China keeps benchmark interest rates unchanged, as the market expected

China keeps benchmark interest rates unchanged, as the market expected

China kept unchanged reference interest rates in the monthly fix on Friday, in line with market expectations, as a series of economic data suggests the economy is stabilizing and the weakness of the yuan limits further monetary easing.

The one-year prime rate (LPR) remained at 3.45%, while the five-year prime rate remained at 4.20%.

The data of the gross domestic product (GDP) and better-than-expected third-quarter retail sales suggest China’s economic recovery has begun to improve, needing less monetary support.

“Economic activity has stabilized and authorities can afford to wait a while before implementing further monetary easing measures in the future”say emerging markets analysts at TD Securities in an analysis note.

The bearish sentiment on the yuan was also seen as a factor against further rate cuts.

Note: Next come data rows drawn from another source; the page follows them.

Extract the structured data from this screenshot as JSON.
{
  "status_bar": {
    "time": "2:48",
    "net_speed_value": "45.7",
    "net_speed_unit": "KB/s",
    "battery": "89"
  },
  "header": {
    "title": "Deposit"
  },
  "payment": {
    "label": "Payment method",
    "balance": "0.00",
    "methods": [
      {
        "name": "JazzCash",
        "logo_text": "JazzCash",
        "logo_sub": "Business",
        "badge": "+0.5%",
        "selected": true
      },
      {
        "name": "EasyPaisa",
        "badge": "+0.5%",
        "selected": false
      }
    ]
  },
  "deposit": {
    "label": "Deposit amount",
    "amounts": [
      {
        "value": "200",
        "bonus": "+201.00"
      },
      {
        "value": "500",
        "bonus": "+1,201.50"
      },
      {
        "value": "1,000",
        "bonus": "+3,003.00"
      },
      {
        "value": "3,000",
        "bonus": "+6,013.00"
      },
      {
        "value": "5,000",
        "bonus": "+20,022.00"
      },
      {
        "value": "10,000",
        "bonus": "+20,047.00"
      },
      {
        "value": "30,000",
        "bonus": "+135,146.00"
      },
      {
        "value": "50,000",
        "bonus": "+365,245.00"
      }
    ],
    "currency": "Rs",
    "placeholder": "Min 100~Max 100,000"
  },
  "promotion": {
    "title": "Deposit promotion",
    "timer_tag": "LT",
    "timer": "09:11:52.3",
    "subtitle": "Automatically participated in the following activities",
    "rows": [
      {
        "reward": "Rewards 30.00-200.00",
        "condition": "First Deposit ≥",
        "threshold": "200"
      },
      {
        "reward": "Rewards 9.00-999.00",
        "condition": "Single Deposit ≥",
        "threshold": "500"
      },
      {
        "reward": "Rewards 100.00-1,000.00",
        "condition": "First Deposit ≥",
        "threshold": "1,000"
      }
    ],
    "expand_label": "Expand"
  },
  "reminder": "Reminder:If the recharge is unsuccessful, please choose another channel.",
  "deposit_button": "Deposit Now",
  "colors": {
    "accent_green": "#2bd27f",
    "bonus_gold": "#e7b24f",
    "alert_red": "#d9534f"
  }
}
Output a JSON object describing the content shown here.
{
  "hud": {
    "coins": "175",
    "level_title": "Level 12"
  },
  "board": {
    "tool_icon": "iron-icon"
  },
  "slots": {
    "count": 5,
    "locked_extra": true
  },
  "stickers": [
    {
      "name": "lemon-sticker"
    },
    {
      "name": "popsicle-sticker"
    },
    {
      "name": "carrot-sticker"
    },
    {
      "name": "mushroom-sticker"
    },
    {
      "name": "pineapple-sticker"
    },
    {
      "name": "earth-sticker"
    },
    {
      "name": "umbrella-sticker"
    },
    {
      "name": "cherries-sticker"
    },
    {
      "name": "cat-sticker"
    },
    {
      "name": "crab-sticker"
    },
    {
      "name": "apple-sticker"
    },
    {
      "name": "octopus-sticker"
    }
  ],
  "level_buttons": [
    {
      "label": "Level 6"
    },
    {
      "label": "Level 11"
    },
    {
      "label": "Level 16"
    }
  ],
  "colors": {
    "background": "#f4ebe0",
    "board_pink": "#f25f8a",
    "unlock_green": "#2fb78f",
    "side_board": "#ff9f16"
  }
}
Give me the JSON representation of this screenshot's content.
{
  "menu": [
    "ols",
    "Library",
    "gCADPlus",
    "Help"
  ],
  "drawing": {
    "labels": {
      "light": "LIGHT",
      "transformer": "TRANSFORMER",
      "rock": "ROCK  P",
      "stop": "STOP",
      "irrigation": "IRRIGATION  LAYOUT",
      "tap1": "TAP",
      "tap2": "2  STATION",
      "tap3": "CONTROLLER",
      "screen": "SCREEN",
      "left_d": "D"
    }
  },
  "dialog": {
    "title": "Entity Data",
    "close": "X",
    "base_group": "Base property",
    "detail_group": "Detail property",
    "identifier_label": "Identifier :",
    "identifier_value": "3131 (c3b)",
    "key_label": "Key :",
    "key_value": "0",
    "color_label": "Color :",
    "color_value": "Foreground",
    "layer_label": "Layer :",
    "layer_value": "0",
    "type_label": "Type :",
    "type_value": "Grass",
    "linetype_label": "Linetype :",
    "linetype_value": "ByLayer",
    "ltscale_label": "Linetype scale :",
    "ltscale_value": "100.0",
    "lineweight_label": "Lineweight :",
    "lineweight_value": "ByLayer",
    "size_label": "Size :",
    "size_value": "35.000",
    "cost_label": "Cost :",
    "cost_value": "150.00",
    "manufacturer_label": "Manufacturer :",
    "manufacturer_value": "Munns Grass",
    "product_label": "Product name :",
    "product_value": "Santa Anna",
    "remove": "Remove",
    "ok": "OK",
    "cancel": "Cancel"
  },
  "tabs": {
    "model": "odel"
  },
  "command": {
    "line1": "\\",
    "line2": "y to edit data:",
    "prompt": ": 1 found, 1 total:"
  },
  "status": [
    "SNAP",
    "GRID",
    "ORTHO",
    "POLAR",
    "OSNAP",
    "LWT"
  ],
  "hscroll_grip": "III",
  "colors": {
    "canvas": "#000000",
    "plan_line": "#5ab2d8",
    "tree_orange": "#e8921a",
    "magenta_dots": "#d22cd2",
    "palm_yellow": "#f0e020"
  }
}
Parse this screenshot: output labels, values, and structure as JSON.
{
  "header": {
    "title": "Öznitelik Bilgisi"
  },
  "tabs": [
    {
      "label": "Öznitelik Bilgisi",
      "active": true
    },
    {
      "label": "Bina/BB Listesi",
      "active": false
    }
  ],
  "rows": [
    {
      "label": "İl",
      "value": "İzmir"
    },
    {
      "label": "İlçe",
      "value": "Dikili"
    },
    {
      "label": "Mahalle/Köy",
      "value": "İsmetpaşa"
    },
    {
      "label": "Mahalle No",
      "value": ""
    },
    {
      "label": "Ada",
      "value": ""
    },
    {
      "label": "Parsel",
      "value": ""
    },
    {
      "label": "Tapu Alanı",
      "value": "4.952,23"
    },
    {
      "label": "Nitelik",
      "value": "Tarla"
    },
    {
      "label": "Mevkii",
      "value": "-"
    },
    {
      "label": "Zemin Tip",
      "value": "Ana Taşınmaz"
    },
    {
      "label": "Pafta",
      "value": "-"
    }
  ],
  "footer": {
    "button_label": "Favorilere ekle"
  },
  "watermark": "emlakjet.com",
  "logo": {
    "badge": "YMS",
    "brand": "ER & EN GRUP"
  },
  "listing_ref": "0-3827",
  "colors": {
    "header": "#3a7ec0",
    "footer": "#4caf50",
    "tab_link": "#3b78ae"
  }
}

The yuan has depreciated more than 5% this year against the dollar and increased liquidity would add additional pressure on the currency.

Most new and outstanding loans in China They are based on the one-year rate, while the five-year rate influences the price of mortgages.

In a Reuters poll of 29 analysts and market traders, almost all participants predicted no change in the LPR, while all expected the five-year rate to remain stable.

The stability of type of interest to five years is due to the decision taken on Monday by the central bank to renew maturing medium-term loans, leaving its interest rate unchanged.

The medium-term lending facility (MLF) interest rate serves as a guide for the LPR and is seen by markets as a precursor to any changes in lending benchmarks.

Although rates were left unchanged, the PBOC on Monday injected the biggest cash support since late 2020 to allow banks to expand credit at a time when financing conditions were tight due to strong bond supply and payment of taxes collected by the Government.

For the coming months, market participants do not rule out the possibility of a rate cut.

The economists of Barclays They foresee further cuts of 10 basis points in official interest rates in the fourth quarter and the first of next year, as deflation risks persist and domestic demand conditions remain weak.